代码1汇总:(where中写4个表中相同的语句进行过滤)
select sum(case when before_prefr_unit_price < 100 then 1 else 0 end ) as a1,
sum(case when before_prefr_unit_price >= 100 and before_prefr_unit_price < 200 then 1 else 0 end) as a2,
sum(case when before_prefr_unit_price >= 200 and before_prefr_unit_price < 300 then 1 else 0 end) as a3,
sum(case when before_prefr_unit_price >= 300 then 1 else 0 end) as a4
from gdm_m04_ord_det_sum
where to_date(sale_ord_dt) = '2014-11-11' and dp = 'ACTIVE'
如何去理解case when before_prefr_unit_price >= 200 and before_prefr_unit_price < 300 then 1 else 0 end这句话呢?
如果before_prefr_unit_price >= 200 and before_prefr_unit_price < 300则select(echo、printf、then)输出1,否则的话什么也不做。
优惠前金额:before_prefr_amount 优惠后金额:after_prefr_amount 订单量:即记录的总和
实例2:从表gdm_m04_ord_det_sum中提取出如下数据: 求出在2014年11月11日下单的手机品类的优惠后金额,电脑产品和电脑办公这两个品类的优惠前金额,服饰内衣品类的有效完成订单量。

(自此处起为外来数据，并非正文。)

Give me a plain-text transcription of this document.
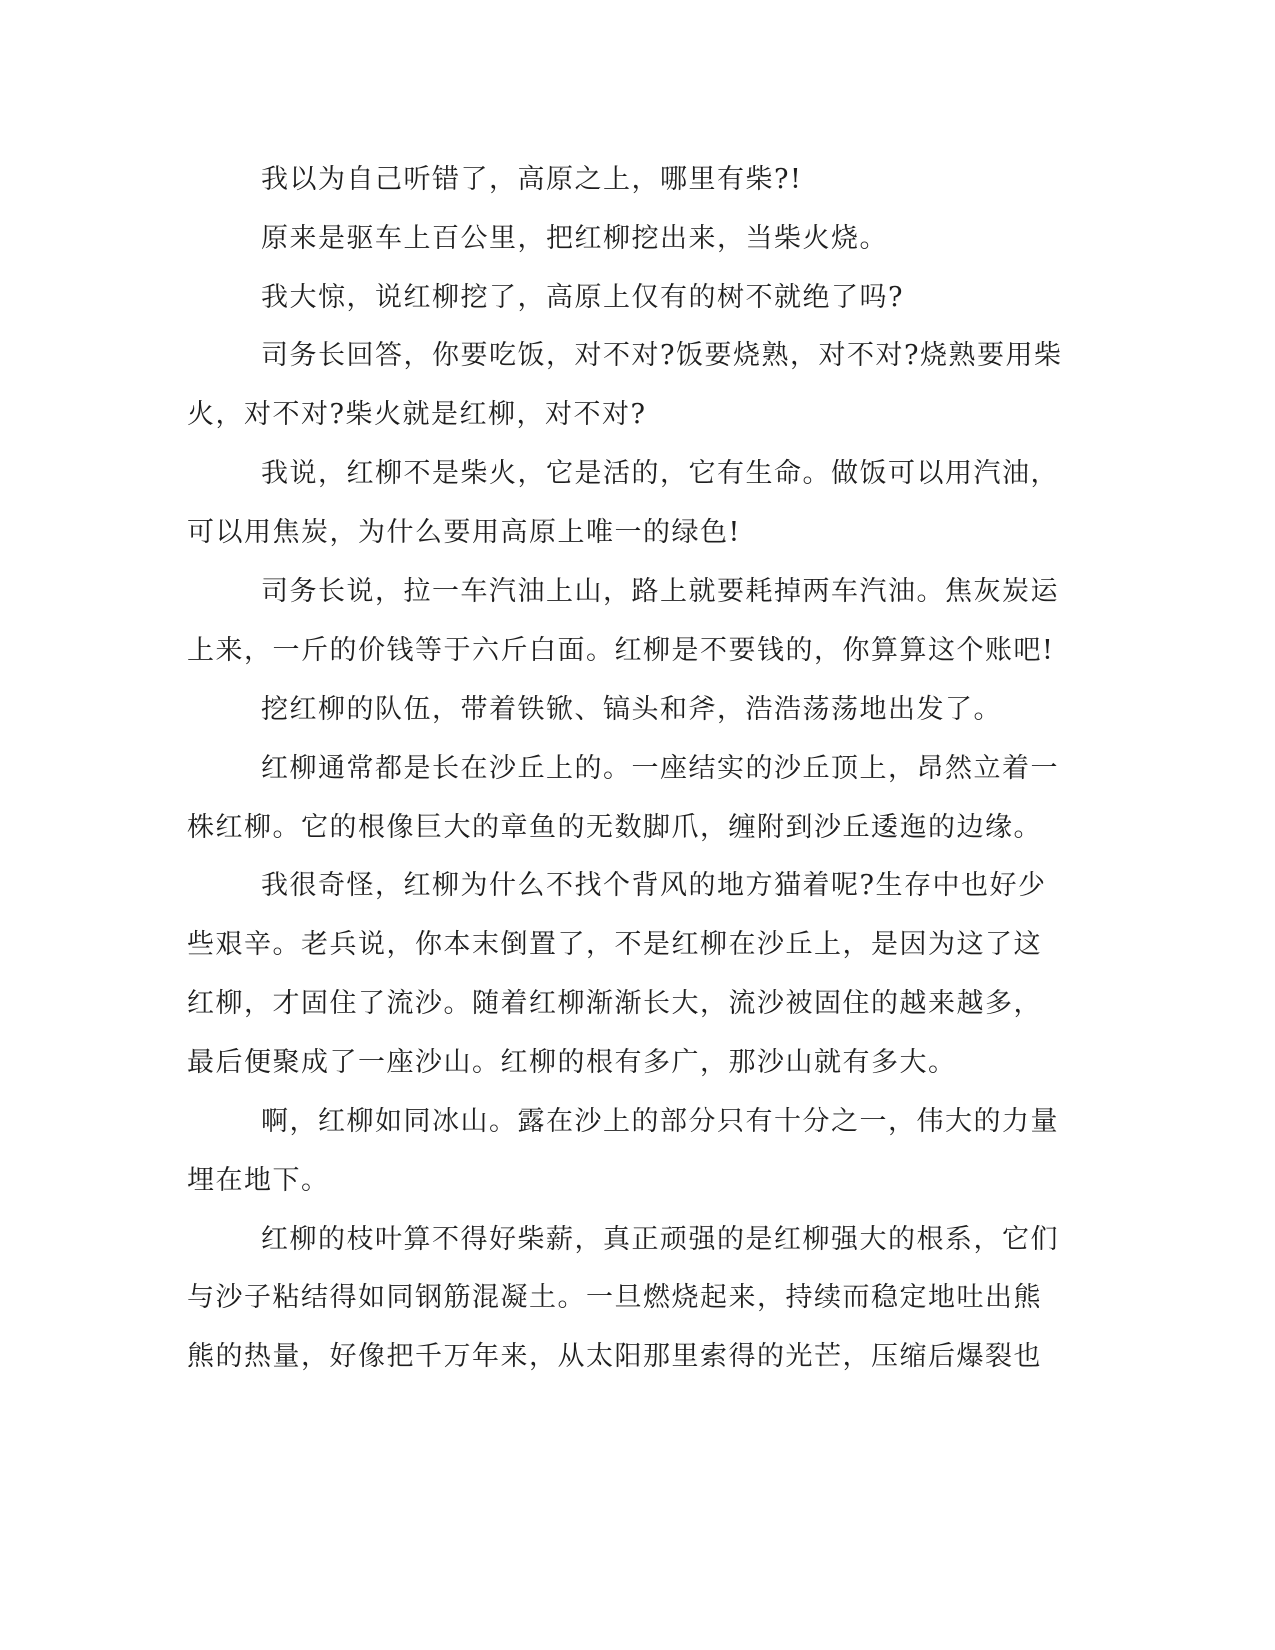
我以为自己听错了，高原之上，哪里有柴?!
原来是驱车上百公里，把红柳挖出来，当柴火烧。
我大惊，说红柳挖了，高原上仅有的树不就绝了吗?
司务长回答，你要吃饭，对不对?饭要烧熟，对不对?烧熟要用柴
火，对不对?柴火就是红柳，对不对?
我说，红柳不是柴火，它是活的，它有生命。做饭可以用汽油，
可以用焦炭，为什么要用高原上唯一的绿色!
司务长说，拉一车汽油上山，路上就要耗掉两车汽油。焦灰炭运
上来，一斤的价钱等于六斤白面。红柳是不要钱的，你算算这个账吧!
挖红柳的队伍，带着铁锨、镐头和斧，浩浩荡荡地出发了。
红柳通常都是长在沙丘上的。一座结实的沙丘顶上，昂然立着一
株红柳。它的根像巨大的章鱼的无数脚爪，缠附到沙丘逶迤的边缘。
我很奇怪，红柳为什么不找个背风的地方猫着呢?生存中也好少
些艰辛。老兵说，你本末倒置了，不是红柳在沙丘上，是因为这了这
红柳，才固住了流沙。随着红柳渐渐长大，流沙被固住的越来越多，
最后便聚成了一座沙山。红柳的根有多广，那沙山就有多大。
啊，红柳如同冰山。露在沙上的部分只有十分之一，伟大的力量
埋在地下。
红柳的枝叶算不得好柴薪，真正顽强的是红柳强大的根系，它们
与沙子粘结得如同钢筋混凝土。一旦燃烧起来，持续而稳定地吐出熊
熊的热量，好像把千万年来，从太阳那里索得的光芒，压缩后爆裂也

手机,电脑产品,电脑办公,服饰内衣的一级代码item_first_cate_cd分别为9987 ,174 ,670,1315,有效订单 sale_ord_valid_flag=1.最终输出为:手机品类优惠后金额总和(phone_amount)、电脑产品和电脑办公这两个品类的优惠前金额之和(compute_amount),服饰内衣品类的有效完成订单量(clothing_ord_num),一共3列。
思路1:复杂表示
select sum(after_prefr_amount) as phone_amount
from gdm_m04_ord_det_sum
where to_date(sale_ord_dt) = '2014-11-11' and dp = 'ACTIVE' and item_first_cate_cd = '9987'
select sum(before_prefr_amount ) as compute_amount
from gdm_m04_ord_det_sum
where to_date(sale_ord_dt) = '2014-11-11' and dp = 'ACTIVE' and
(item_first_cate_cd = '174' or item_first_cate_cd = '670')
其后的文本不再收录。